Naming the Lost Memorials 1 Favorite 

In May 2020, a team of artists, activists, folklorists, and people who lost loved ones to Covid-19 came together to make monthly memorial sites in New York City to remember victims of the Covid-19 pandemic. They continued installing memorials around New York City every month during the summer of 2020.

Made from simple resources, a grassroots memorial is a common gesture of mourning and remembrance that can carry deep meaning and resolve. Memorials are a flexible folk art form for expressing grief. This tradition accommodates change. It evolves according to human need.

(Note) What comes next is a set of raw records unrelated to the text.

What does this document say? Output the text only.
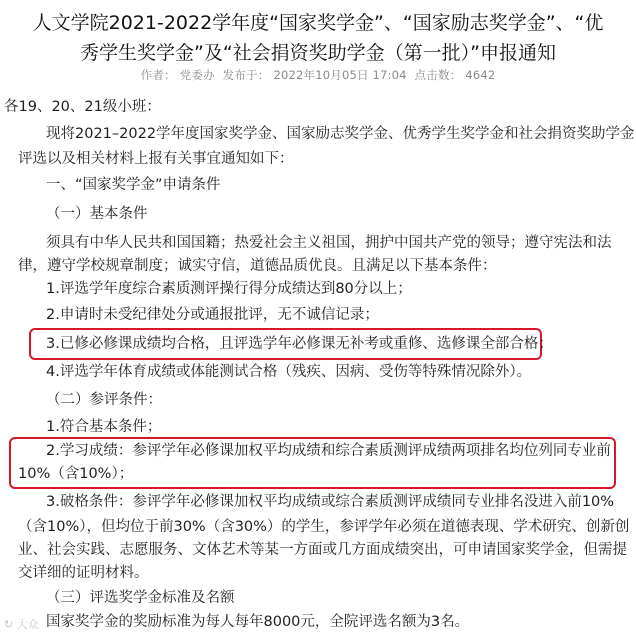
人文学院2021-2022学年度“国家奖学金”、“国家励志奖学金”、“优
秀学生奖学金”及“社会捐资奖助学金（第一批）”申报通知
作者： 党委办 发布于： 2022年10月05日 17:04 点击数： 4642
各19、20、21级小班：
现将2021–2022学年度国家奖学金、国家励志奖学金、优秀学生奖学金和社会捐资奖助学金
评选以及相关材料上报有关事宜通知如下：
一、“国家奖学金”申请条件
（一）基本条件
须具有中华人民共和国国籍；热爱社会主义祖国，拥护中国共产党的领导；遵守宪法和法
律，遵守学校规章制度；诚实守信，道德品质优良。且满足以下基本条件：
1.评选学年度综合素质测评操行得分成绩达到80分以上；
2.申请时未受纪律处分或通报批评，无不诚信记录；
3.已修必修课成绩均合格，且评选学年必修课无补考或重修、选修课全部合格；
4.评选学年体育成绩或体能测试合格（残疾、因病、受伤等特殊情况除外）。
（二）参评条件：
1.符合基本条件；
2.学习成绩：参评学年必修课加权平均成绩和综合素质测评成绩两项排名均位列同专业前
10%（含10%）；
3.破格条件：参评学年必修课加权平均成绩或综合素质测评成绩同专业排名没进入前10%
（含10%），但均位于前30%（含30%）的学生，参评学年必须在道德表现、学术研究、创新创
业、社会实践、志愿服务、文体艺术等某一方面或几方面成绩突出，可申请国家奖学金，但需提
交详细的证明材料。
（三）评选奖学金标准及名额
国家奖学金的奖励标准为每人每年8000元，全院评选名额为3名。
↻ 大众
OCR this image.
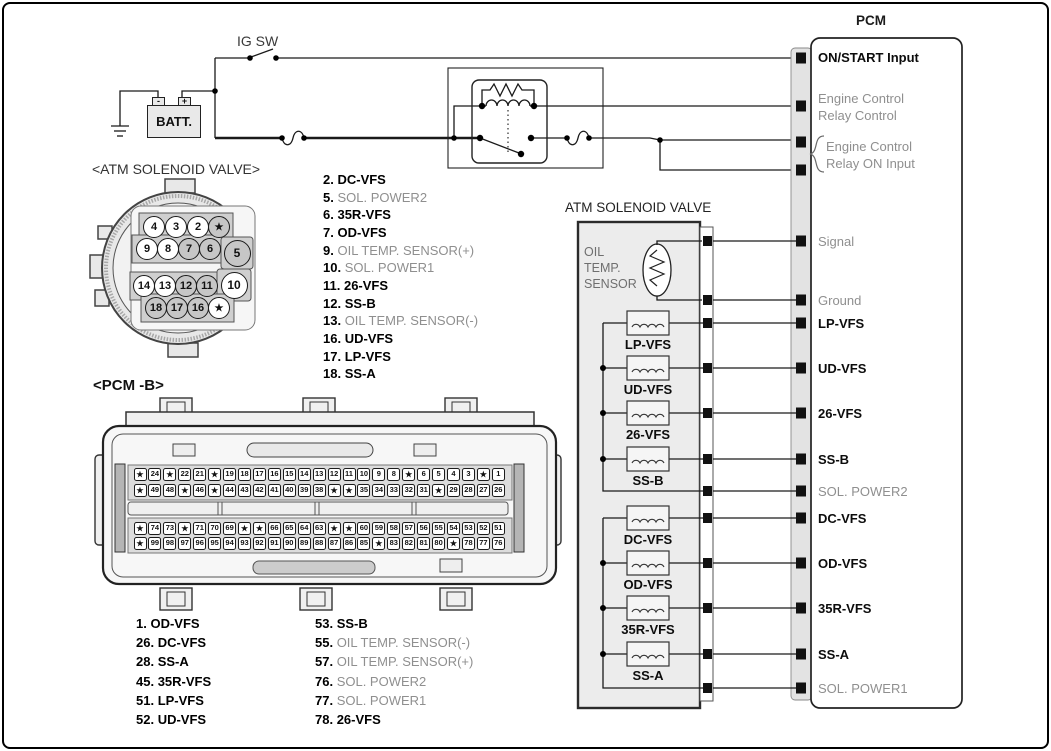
IG SW
BATT.
-	+
PCM
<ATM SOLENOID VALVE>
<PCM -B>
ATM SOLENOID VALVE
OIL
TEMP.
SENSOR
ON/START Input
Engine Control
Relay Control
Engine Control
Relay ON Input
Signal
Ground
LP-VFS
UD-VFS
26-VFS
SS-B
SOL. POWER2
DC-VFS
OD-VFS
35R-VFS
SS-A
SOL. POWER1
2. DC-VFS
5. SOL. POWER2
6. 35R-VFS
7. OD-VFS
9. OIL TEMP. SENSOR(+)
10. SOL. POWER1
11. 26-VFS
12. SS-B
13. OIL TEMP. SENSOR(-)
16. UD-VFS
17. LP-VFS
18. SS-A
1. OD-VFS
26. DC-VFS
28. SS-A
45. 35R-VFS
51. LP-VFS
52. UD-VFS
53. SS-B
55. OIL TEMP. SENSOR(-)
57. OIL TEMP. SENSOR(+)
76. SOL. POWER2
77. SOL. POWER1
78. 26-VFS
★ 24 ★ 22 21 ★ 19 18 17 16 15 14 13 12 11 10	9	8	★	6	5	4	3	★	1
★ 49 48 ★ 46 ★ 44 43 42 41 40 39 38 ★ ★ 35 34 33 32 31 ★ 29 28 27 26
★ 74 73 ★ 71 70 69 ★ ★ 66 65 64 63 ★ ★ 60 59 58 57 56 55 54 53 52 51
★ 99 98 97 96 95 94 93 92 91 90 89 88 87 86 85 ★ 83 82 81 80 ★ 78 77 76
4	3	2	★
9	8	7	6	5
14 13 12 11	10
18 17 16	★
LP-VFS
UD-VFS
26-VFS
SS-B
DC-VFS
OD-VFS
35R-VFS
SS-A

The first Naming the Lost memorials were installed in each of NYC's five boroughs over Memorial Day weekend, as the death toll from Covid-19 reached 100,000 lives lost in the United States alone. The memorials were installed at:
Ridge street & Broome (LES)
25th street & 5th Ave (Sunset Park)
EMS station at Jacobi Hospital (Bronx)
Verrazano Nursing Home (Staten Island)
Corona Plaza (Queens)

The July memorial, an altar dedicated to essential workers who had died of Covid-19, was installed at the Fund Excluded Workers action on July 16-17, 2020.

The August memorial was installed outside the Isabella Center in Washington Heights, mourning the more that 6,600 lives lost among nursing home residents and workers in New York State.

The September memorial action, called "A Labor of Mourning," invited individuals nationwide to install personal memorials in their neighborhoods and offered templates and resources to help.

The project continues in 2021, and individuals interested in making their own memorials can visit namingthelost.org/memorials for a toolkit and templates.